With the Roth IRA, on the other hand, you make contributions with after-tax dollars. However, your money grows tax-free and you can take withdrawals in retirement without paying income taxes.
With that being said, the Roth IRA has income caps that limit who can contribute. If you’re married and you file taxes jointly with your spouse, for example, your modified adjusted gross income (MAGI) must be below $208,000 to contribute to a Roth IRA, and your MAGI must be below $198,000 if you want to contribute the full amount.
Plan an Exit Strategy for Your Business
While the retirement plans I outline above can be advantageous for entrepreneurs who want to begin investing, the value of your business should also be factored in. After all, business owners who have remained in operation for decades may find their business is their largest asset, or at least an asset that can help cover the long-term costs of retirement.
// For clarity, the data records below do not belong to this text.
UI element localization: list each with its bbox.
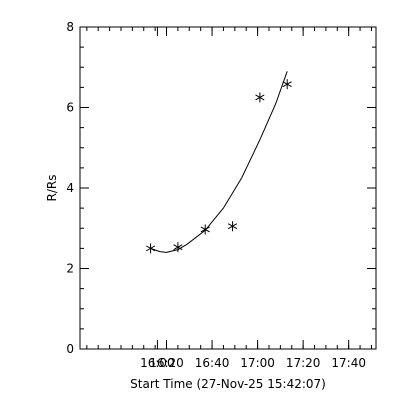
x-tick-label: 16:40 xyxy=(195,356,230,370)
y-tick-label: 4 xyxy=(66,181,74,195)
y-axis-label: R/Rs xyxy=(45,175,59,202)
ticks xyxy=(80,26,376,350)
y-tick-label: 8 xyxy=(66,20,74,34)
x-tick-label: 16:00 xyxy=(140,356,175,370)
x-tick-label: 17:00 xyxy=(240,356,275,370)
data-point xyxy=(173,242,183,253)
x-axis-label: Start Time (27-Nov-25 15:42:07) xyxy=(130,377,326,391)
x-tick-label: 17:40 xyxy=(331,356,366,370)
y-tick-label: 2 xyxy=(66,262,74,276)
x-tick-label: 16:20 xyxy=(149,356,184,370)
x-tick-label: 17:20 xyxy=(286,356,321,370)
data-point xyxy=(145,243,156,254)
y-tick-label: 6 xyxy=(66,101,74,115)
data-point xyxy=(227,221,238,232)
data-points xyxy=(145,79,292,254)
data-point xyxy=(200,224,210,235)
data-point xyxy=(255,92,265,103)
y-tick-label: 0 xyxy=(66,342,74,356)
data-point xyxy=(282,79,292,90)
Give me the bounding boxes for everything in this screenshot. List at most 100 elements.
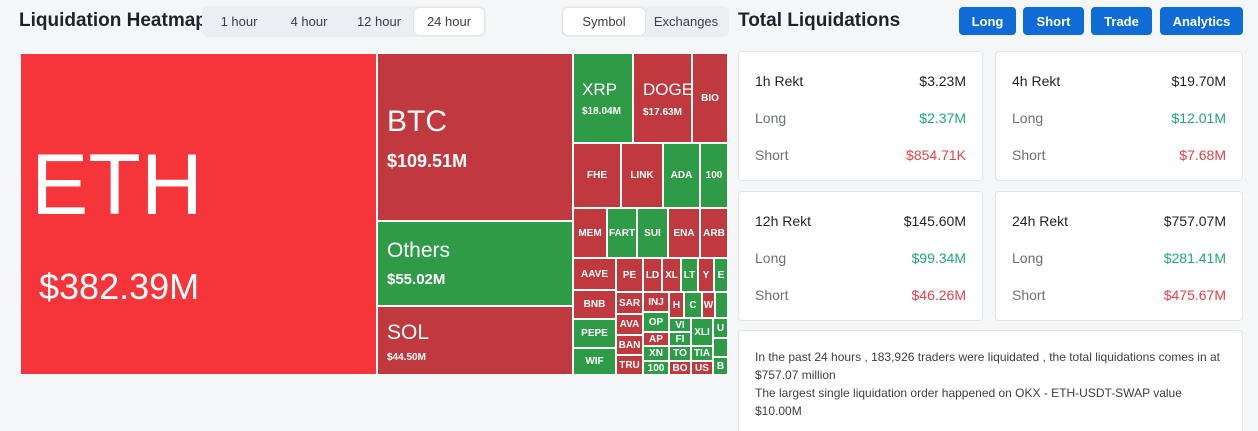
view-option-symbol[interactable]: Symbol xyxy=(563,8,645,35)
tile-value: $55.02M xyxy=(387,271,446,288)
tile-xrp[interactable]: XRP $18.04M xyxy=(573,53,633,143)
rekt-card-1h: 1h Rekt $3.23M Long $2.37M Short $854.71K xyxy=(738,51,983,181)
tile-tru[interactable]: TRU xyxy=(616,355,643,375)
tile-ban[interactable]: BAN xyxy=(616,335,643,355)
tile-e[interactable]: E xyxy=(714,258,728,292)
short-label: Short xyxy=(1012,147,1046,163)
tile-c[interactable]: C xyxy=(684,292,702,318)
tile-inj[interactable]: INJ xyxy=(643,292,669,312)
view-option-exchanges[interactable]: Exchanges xyxy=(653,14,719,29)
rekt-card-24h: 24h Rekt $757.07M Long $281.41M Short $475.… xyxy=(995,191,1243,321)
tile-vi[interactable]: VI xyxy=(669,318,691,332)
tile-value: $44.50M xyxy=(387,352,426,363)
long-label: Long xyxy=(1012,250,1044,266)
tile-fart[interactable]: FART xyxy=(607,208,637,258)
tile-bio[interactable]: BIO xyxy=(692,53,728,143)
tile-fi[interactable]: FI xyxy=(669,332,691,346)
card-total: $3.23M xyxy=(919,73,966,89)
card-label: 24h Rekt xyxy=(1012,213,1069,229)
tile-xn[interactable]: XN xyxy=(643,346,669,361)
tile-others[interactable]: Others $55.02M xyxy=(377,221,573,306)
time-option-24h[interactable]: 24 hour xyxy=(414,8,484,35)
time-option-12h[interactable]: 12 hour xyxy=(356,14,402,29)
short-value: $46.26M xyxy=(911,287,966,303)
tile-fhe[interactable]: FHE xyxy=(573,143,621,208)
tile-tia[interactable]: TIA xyxy=(691,346,713,361)
tile-symbol: SOL xyxy=(387,321,430,344)
long-value: $281.41M xyxy=(1163,250,1226,266)
view-selector: Symbol Exchanges xyxy=(561,6,729,37)
long-button[interactable]: Long xyxy=(959,7,1016,35)
liquidation-heatmap: ETH $382.39M BTC $109.51M Others $55.02M… xyxy=(20,53,728,375)
card-label: 1h Rekt xyxy=(755,73,804,89)
long-label: Long xyxy=(1012,110,1044,126)
tile-sui[interactable]: SUI xyxy=(637,208,668,258)
short-value: $475.67M xyxy=(1163,287,1226,303)
tile-us[interactable]: US xyxy=(691,361,713,375)
tile-pe[interactable]: PE xyxy=(616,258,643,292)
tile-symbol: DOGE xyxy=(643,80,692,99)
tile-value: $109.51M xyxy=(387,151,468,171)
time-range-selector: 1 hour 4 hour 12 hour 24 hour xyxy=(202,6,486,37)
tile-value: $18.04M xyxy=(582,106,621,117)
tile-bnb[interactable]: BNB xyxy=(573,290,616,319)
tile-small-1[interactable] xyxy=(713,338,728,357)
heatmap-title: Liquidation Heatmap xyxy=(19,10,207,31)
tile-to[interactable]: TO xyxy=(669,346,691,361)
tile-lt[interactable]: LT xyxy=(681,258,698,292)
tile-g[interactable] xyxy=(715,292,728,318)
long-value: $2.37M xyxy=(919,110,966,126)
long-label: Long xyxy=(755,110,787,126)
tile-sol[interactable]: SOL $44.50M xyxy=(377,306,573,375)
time-option-4h[interactable]: 4 hour xyxy=(290,14,328,29)
tile-aave[interactable]: AAVE xyxy=(573,258,616,290)
card-total: $19.70M xyxy=(1171,73,1226,89)
tile-ena[interactable]: ENA xyxy=(668,208,700,258)
analytics-button[interactable]: Analytics xyxy=(1160,7,1243,35)
tile-ada[interactable]: ADA xyxy=(663,143,700,208)
tile-value: $382.39M xyxy=(39,266,200,307)
card-label: 12h Rekt xyxy=(755,213,812,229)
long-label: Long xyxy=(755,250,787,266)
total-liquidations-title: Total Liquidations xyxy=(738,10,901,31)
tile-symbol: ETH xyxy=(31,137,203,233)
tile-mem[interactable]: MEM xyxy=(573,208,607,258)
tile-symbol: BTC xyxy=(387,105,447,138)
tile-sar[interactable]: SAR xyxy=(616,292,643,314)
tile-eth[interactable]: ETH $382.39M xyxy=(20,53,377,375)
tile-bo[interactable]: BO xyxy=(669,361,691,375)
summary-largest-order-line: The largest single liquidation order hap… xyxy=(755,386,1182,418)
tile-xli[interactable]: XLI xyxy=(691,318,713,346)
card-total: $757.07M xyxy=(1163,213,1226,229)
tile-pepe[interactable]: PEPE xyxy=(573,319,616,348)
tile-doge[interactable]: DOGE $17.63M xyxy=(633,53,692,143)
trade-button[interactable]: Trade xyxy=(1091,7,1152,35)
tile-symbol: Others xyxy=(387,239,451,262)
tile-btc[interactable]: BTC $109.51M xyxy=(377,53,573,221)
card-total: $145.60M xyxy=(903,213,966,229)
tile-op[interactable]: OP xyxy=(643,312,669,332)
summary-traders-line: In the past 24 hours , 183,926 traders w… xyxy=(755,350,1220,382)
tile-100b[interactable]: 100 xyxy=(643,361,669,375)
tile-arb[interactable]: ARB xyxy=(700,208,728,258)
short-label: Short xyxy=(755,287,789,303)
tile-xl[interactable]: XL xyxy=(662,258,681,292)
short-button[interactable]: Short xyxy=(1023,7,1084,35)
long-value: $12.01M xyxy=(1171,110,1226,126)
tile-symbol: XRP xyxy=(582,80,617,99)
tile-ava[interactable]: AVA xyxy=(616,314,643,335)
time-option-1h[interactable]: 1 hour xyxy=(220,14,258,29)
tile-y[interactable]: Y xyxy=(698,258,714,292)
liquidation-summary: In the past 24 hours , 183,926 traders w… xyxy=(738,330,1243,431)
tile-b[interactable]: B xyxy=(713,357,728,375)
tile-u[interactable]: U xyxy=(713,318,728,338)
tile-h[interactable]: H xyxy=(669,292,684,318)
tile-w[interactable]: W xyxy=(702,292,715,318)
rekt-card-4h: 4h Rekt $19.70M Long $12.01M Short $7.68M xyxy=(995,51,1243,181)
tile-ap[interactable]: AP xyxy=(643,332,669,346)
tile-ld[interactable]: LD xyxy=(643,258,662,292)
tile-wif[interactable]: WIF xyxy=(573,348,616,375)
tile-value: $17.63M xyxy=(643,107,682,118)
tile-100[interactable]: 100 xyxy=(700,143,728,208)
tile-link[interactable]: LINK xyxy=(621,143,663,208)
With that in mind, there is a lot to consider when planning an exit strategy for your business, including who you might sell it to and when. You also need a solid valuation of your business that you can plan around, as well as the know-how to make the sale as tax-efficient as it possibly can be.
At the end of the day, investing for retirement is a smart move, even if you plan to sell your business to help fund your golden years. Doing both can also help you diversify your strategy so you won’t be left holding the bag if your business loses value or the stock market tanks.
Whatever you do, start planning for your future retirement now — even if you need professional help to know which financial moves to make. If you fail to plan for retirement as a small business owner, you could live to regret it.